Herman Sara C, Muehlschlegel Jochen D, Couper Gregory S, Kelly Edward
Department of Anesthesiology, Perioperative and Pain Medicine, Brigham and Women's Hospital, 75 Francis Street, Boston, MA 02115, USA.
Interact Cardiovasc Thorac Surg. 2010 Sep;11(3):369-70. doi: 10.1510/icvts.2010.237966. Epub 2010 Jun 21.

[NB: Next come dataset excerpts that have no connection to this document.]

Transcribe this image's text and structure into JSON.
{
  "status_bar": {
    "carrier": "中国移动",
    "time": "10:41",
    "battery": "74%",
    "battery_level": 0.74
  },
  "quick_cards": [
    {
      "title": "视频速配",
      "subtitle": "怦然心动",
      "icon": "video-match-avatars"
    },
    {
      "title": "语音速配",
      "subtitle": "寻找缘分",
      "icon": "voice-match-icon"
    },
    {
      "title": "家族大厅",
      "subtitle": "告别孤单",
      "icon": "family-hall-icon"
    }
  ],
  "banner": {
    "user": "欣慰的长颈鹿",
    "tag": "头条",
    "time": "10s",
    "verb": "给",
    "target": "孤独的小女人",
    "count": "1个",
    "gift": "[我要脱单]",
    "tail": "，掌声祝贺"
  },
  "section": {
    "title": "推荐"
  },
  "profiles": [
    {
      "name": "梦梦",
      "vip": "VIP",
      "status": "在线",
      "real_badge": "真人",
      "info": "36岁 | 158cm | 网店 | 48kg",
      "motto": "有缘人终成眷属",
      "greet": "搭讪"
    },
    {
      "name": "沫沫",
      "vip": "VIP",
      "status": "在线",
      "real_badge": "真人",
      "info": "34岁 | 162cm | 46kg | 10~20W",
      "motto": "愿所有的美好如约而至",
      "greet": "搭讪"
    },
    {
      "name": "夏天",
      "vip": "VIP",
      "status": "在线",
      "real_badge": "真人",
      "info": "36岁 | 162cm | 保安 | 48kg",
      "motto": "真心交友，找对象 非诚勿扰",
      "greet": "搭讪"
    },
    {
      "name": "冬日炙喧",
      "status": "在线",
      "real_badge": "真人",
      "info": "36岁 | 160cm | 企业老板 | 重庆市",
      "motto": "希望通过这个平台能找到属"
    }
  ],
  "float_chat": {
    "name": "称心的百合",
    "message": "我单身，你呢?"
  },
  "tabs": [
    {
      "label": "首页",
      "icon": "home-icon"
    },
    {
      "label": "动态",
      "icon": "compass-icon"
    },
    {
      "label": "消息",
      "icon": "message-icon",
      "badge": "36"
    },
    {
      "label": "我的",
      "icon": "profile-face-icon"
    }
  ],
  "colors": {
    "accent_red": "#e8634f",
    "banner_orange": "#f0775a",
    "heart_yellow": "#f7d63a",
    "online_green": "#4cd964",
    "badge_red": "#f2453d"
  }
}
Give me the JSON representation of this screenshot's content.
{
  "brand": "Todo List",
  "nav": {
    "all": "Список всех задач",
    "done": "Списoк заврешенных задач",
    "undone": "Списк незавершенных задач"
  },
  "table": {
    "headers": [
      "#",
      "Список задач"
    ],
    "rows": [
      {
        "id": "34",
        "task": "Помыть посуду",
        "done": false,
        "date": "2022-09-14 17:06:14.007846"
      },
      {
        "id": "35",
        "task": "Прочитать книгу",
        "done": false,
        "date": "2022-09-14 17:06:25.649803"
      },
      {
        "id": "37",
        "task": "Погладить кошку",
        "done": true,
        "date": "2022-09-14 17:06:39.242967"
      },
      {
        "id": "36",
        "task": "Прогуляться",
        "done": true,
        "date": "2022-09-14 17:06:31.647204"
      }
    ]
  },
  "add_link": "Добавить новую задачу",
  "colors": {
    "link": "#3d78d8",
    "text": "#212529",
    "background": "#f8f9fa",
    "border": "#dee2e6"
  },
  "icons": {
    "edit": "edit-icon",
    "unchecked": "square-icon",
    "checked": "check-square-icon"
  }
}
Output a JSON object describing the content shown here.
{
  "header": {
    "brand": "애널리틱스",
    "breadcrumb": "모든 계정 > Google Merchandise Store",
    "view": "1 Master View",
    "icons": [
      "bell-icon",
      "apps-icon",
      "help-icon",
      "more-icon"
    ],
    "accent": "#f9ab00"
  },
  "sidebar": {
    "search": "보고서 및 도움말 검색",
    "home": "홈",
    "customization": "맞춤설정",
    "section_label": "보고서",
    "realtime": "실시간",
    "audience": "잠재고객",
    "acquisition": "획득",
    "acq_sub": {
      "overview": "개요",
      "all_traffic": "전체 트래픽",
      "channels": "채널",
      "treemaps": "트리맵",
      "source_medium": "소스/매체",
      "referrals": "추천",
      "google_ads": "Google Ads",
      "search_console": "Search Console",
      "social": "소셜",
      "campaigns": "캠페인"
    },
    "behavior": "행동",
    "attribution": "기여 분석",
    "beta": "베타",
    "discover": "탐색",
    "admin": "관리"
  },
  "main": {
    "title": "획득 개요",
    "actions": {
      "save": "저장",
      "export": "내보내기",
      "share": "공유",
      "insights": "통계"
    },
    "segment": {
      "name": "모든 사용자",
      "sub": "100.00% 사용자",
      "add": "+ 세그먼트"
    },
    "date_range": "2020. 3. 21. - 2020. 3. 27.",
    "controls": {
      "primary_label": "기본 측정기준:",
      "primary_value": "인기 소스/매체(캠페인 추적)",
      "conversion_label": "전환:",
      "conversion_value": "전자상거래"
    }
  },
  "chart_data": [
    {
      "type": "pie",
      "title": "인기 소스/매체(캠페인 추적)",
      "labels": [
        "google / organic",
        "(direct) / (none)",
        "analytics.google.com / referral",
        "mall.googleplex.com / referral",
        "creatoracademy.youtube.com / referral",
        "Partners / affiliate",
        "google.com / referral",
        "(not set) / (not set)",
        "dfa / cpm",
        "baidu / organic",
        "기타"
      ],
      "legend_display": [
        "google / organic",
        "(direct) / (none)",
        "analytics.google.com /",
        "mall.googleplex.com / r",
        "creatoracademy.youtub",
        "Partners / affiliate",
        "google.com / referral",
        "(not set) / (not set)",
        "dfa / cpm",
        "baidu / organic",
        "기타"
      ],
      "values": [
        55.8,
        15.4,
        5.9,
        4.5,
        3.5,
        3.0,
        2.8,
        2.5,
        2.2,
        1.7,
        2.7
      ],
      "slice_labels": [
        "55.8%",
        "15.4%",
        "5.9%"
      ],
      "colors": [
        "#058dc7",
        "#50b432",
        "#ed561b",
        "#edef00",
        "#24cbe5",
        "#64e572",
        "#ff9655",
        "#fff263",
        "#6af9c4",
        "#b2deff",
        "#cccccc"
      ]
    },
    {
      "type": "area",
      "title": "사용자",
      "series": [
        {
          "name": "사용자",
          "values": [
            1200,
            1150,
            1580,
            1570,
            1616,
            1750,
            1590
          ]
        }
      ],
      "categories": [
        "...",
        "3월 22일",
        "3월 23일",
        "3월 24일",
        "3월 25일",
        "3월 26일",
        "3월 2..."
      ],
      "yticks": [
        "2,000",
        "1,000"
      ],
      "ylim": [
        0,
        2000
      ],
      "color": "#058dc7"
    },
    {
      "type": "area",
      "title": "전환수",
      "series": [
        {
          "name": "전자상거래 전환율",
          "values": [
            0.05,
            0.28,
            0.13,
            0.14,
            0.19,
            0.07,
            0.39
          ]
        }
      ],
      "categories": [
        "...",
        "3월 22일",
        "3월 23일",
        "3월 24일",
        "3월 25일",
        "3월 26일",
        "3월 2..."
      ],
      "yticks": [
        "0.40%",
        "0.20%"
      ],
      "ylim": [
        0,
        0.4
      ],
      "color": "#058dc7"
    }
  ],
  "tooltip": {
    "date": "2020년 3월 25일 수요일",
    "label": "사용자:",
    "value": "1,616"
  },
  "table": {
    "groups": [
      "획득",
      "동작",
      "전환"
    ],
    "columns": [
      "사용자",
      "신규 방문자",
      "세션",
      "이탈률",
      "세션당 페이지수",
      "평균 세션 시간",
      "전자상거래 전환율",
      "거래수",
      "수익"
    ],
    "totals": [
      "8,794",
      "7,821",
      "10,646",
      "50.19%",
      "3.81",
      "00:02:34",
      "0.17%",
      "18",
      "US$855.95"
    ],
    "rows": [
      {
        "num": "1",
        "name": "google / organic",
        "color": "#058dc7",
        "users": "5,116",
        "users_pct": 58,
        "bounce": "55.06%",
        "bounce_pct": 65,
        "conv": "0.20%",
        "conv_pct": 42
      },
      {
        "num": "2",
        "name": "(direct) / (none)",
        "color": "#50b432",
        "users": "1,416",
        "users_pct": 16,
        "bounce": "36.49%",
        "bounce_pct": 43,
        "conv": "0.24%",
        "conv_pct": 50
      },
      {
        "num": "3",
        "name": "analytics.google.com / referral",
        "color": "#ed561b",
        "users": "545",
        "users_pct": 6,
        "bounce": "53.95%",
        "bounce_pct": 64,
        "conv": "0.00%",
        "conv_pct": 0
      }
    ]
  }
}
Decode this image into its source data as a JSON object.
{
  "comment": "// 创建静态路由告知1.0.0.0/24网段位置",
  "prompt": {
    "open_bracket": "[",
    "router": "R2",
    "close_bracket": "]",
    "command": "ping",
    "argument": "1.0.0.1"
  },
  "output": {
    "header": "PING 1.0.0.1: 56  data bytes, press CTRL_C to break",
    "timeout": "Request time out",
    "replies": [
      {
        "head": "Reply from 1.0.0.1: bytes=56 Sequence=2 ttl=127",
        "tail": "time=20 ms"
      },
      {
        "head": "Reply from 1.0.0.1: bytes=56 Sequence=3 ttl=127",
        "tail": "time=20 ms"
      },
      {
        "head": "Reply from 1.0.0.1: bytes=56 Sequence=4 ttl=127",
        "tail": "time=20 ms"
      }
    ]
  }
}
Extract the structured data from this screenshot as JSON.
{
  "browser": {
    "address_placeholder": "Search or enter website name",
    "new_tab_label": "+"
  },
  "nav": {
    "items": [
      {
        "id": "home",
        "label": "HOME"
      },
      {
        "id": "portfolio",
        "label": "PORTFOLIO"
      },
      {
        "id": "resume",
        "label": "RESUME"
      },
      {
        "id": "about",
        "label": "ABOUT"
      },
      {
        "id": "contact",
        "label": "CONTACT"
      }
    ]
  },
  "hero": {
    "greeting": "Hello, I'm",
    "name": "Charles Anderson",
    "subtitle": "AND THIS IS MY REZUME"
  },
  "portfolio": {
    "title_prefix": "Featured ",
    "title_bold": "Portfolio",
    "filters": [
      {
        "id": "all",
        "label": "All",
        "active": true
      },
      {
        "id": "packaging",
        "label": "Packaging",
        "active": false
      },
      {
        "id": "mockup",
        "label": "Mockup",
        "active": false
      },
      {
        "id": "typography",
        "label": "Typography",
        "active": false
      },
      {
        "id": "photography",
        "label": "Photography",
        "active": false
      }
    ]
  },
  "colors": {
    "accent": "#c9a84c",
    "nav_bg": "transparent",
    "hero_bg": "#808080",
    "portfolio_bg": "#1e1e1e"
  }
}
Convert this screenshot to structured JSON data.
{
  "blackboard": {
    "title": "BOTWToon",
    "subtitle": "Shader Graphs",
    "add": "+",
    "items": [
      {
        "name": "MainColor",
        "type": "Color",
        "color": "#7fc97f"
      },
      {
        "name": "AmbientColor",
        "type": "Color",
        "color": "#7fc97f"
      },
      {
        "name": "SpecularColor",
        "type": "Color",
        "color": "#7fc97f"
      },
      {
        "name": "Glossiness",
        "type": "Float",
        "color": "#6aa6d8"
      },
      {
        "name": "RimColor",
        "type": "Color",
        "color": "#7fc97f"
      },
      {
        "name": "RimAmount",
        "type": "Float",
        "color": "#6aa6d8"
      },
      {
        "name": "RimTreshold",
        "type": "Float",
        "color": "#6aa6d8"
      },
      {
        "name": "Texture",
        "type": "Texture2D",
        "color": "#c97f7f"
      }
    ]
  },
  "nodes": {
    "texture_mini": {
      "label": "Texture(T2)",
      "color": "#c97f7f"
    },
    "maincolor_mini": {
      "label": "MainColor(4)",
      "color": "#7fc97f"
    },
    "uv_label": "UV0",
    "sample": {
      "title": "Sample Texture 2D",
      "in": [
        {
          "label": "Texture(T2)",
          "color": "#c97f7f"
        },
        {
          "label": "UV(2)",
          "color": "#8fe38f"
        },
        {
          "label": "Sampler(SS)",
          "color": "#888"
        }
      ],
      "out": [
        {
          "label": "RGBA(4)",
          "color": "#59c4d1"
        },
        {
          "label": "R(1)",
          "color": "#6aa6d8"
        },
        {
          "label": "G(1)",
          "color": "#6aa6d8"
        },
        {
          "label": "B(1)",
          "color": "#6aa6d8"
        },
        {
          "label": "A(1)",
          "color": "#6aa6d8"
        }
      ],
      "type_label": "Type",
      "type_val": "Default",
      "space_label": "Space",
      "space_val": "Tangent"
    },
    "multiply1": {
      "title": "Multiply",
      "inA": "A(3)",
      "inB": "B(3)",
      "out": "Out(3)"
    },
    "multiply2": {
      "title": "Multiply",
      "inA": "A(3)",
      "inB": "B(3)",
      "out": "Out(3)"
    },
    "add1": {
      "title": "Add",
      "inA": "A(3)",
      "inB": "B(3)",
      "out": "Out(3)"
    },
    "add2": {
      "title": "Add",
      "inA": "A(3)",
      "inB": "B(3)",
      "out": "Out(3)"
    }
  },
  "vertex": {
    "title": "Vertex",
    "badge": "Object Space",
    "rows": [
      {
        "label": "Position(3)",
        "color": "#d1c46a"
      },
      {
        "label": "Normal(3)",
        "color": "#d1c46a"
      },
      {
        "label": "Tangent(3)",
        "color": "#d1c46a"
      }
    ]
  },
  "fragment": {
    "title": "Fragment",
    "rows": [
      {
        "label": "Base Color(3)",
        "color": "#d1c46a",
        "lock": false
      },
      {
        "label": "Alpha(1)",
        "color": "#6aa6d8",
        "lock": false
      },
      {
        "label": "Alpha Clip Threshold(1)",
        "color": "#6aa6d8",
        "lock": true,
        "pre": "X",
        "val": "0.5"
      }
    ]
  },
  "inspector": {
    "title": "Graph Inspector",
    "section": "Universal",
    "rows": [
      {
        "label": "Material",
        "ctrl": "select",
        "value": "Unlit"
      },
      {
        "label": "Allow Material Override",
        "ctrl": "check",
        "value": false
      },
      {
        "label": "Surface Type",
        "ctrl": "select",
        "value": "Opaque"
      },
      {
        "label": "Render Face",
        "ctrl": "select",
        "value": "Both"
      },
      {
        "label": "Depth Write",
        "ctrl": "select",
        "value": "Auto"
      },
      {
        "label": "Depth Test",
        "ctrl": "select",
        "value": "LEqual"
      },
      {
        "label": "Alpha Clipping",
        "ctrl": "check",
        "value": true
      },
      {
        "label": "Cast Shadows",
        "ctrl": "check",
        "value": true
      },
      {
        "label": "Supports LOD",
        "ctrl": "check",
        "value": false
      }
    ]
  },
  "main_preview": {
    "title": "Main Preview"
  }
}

A patient with idiopathic non-ischemic cardiomyopathy had a left ventricular assist device (LVAD) implanted, while awaiting cardiac transplantation. The patient had been stable following a complicated and prolonged postoperative course, but was admitted to the hospital for suspected low-grade LVAD-related infection. Work-up for sepsis was suspicious for perforated viscus. An exploratory laparotomy revealed a perforated transverse colon with gross spillage of succus. Although infectious complications following LVAD implantation are common, sepsis as a result of gastrointestinal perforation secondary to LVAD erosion is not. This first report of viscus perforation despite the use of a Gore-Tex wrap highlights a rare complication of LVAD therapy.
一名患有特发性非缺血性心肌病的患者在等待心脏移植期间植入了左心室辅助装置(LVAD)。该患者在经历了复杂且漫长的术后过程后一直保持稳定,但因疑似与LVAD相关的低度感染而入院。脓毒症检查怀疑有内脏穿孔。剖腹探查发现横结肠穿孔并有大量肠液外溢。虽然LVAD植入后的感染并发症很常见,但因LVAD侵蚀导致胃肠道穿孔引起的脓毒症并不常见。尽管使用了戈尔特斯(Gore-Tex)包裹物仍发生内脏穿孔的这一首次报告突出了LVAD治疗的一种罕见并发症。